Ausgabe 2 / 2019 Material von Peter Spangenberg

Die Blume und der Kolibri

Von Peter Spangenberg

Es war einmal eine kleine Blume – und wer sich selbst kennt, weiß, wen ich meine – also: Es war einmal eine kleine Blume, die stand mitten in der Wüste, war es nun die Wüste aus Sand oder aus Stein oder aus Geld; jedenfalls war es eine Wüste. Täglich wartete die kleine Blume auf einen Regentropfen. Immer hatte man ihr erzählt, wie wichtig und schön der Regen sei. Doch wenn es wirklich nach Regen roch, kamen die Geier und fingen alle Hoffnung ab. Mit Mühe hielt sich die kleine Blume im lockeren Boden und hatte einfach Angst, Angst vor der sengenden Hitze, Angst vor der Einsamkeit, Angst vor dem nächsten Sturm.

Ein Kolibri sah ihre Traurigkeit und sagte dies den anderen Tieren weiter.
Der Stier hatte kein Interesse.

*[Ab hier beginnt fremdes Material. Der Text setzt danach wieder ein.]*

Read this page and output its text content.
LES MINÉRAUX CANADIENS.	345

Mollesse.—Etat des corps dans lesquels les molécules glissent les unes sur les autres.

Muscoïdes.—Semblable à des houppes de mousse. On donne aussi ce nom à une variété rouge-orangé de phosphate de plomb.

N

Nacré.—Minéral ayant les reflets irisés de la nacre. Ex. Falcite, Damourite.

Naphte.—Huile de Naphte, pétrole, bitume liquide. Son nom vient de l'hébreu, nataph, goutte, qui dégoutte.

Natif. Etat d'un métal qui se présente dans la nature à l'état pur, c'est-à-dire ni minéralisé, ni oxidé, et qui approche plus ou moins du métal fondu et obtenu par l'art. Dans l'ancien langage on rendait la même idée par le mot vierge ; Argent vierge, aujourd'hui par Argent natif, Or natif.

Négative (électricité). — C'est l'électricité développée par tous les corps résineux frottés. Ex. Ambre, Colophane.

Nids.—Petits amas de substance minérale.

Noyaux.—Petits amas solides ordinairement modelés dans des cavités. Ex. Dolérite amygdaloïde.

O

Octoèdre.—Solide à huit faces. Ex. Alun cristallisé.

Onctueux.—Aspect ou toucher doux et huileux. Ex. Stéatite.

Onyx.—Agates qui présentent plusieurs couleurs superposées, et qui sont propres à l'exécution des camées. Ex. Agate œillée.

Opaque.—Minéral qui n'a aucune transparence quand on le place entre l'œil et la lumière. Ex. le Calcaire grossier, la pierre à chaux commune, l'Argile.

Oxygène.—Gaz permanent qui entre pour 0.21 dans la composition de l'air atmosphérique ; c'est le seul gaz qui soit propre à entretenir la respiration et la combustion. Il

Für ihn galt nur, was stark ist. Auch der Bernhardiner blieb kalt, ihn rührte nichts. Sein Hobby war die Langeweile. Und die Elster, die immer so große Töne schwang, sagte, sie habe zu viele Termine und wirklich keine Zeit. Da war der Kolibri verzweifelt; denn was sollte er, ausgerechnet der Kleinste tun? Es konnte doch nicht wahr sein, dass sich die anderen Tiere drückten! Da schwirrte er kurzentschlossen zu den Ameisen und berichtete ihnen von der Traurigkeit der Blume. Ohne zu zögern  bildeten die kleinen Tiere eine lange Kette, schleppten Grassamen und Früchte bis an die Wurzeln des Kummers, benetzten alles ein wenig mit Tau, und es dauerte nicht lange: da wuchs Leben mitten in der Wüste, und die kleine Blume entwickelte sich zu einem strahlenden Glanz, den ihr niemand zugetraut hatte.
Und alles war nur möglich, weil der Kolibri die Ameisen benachrichtigte.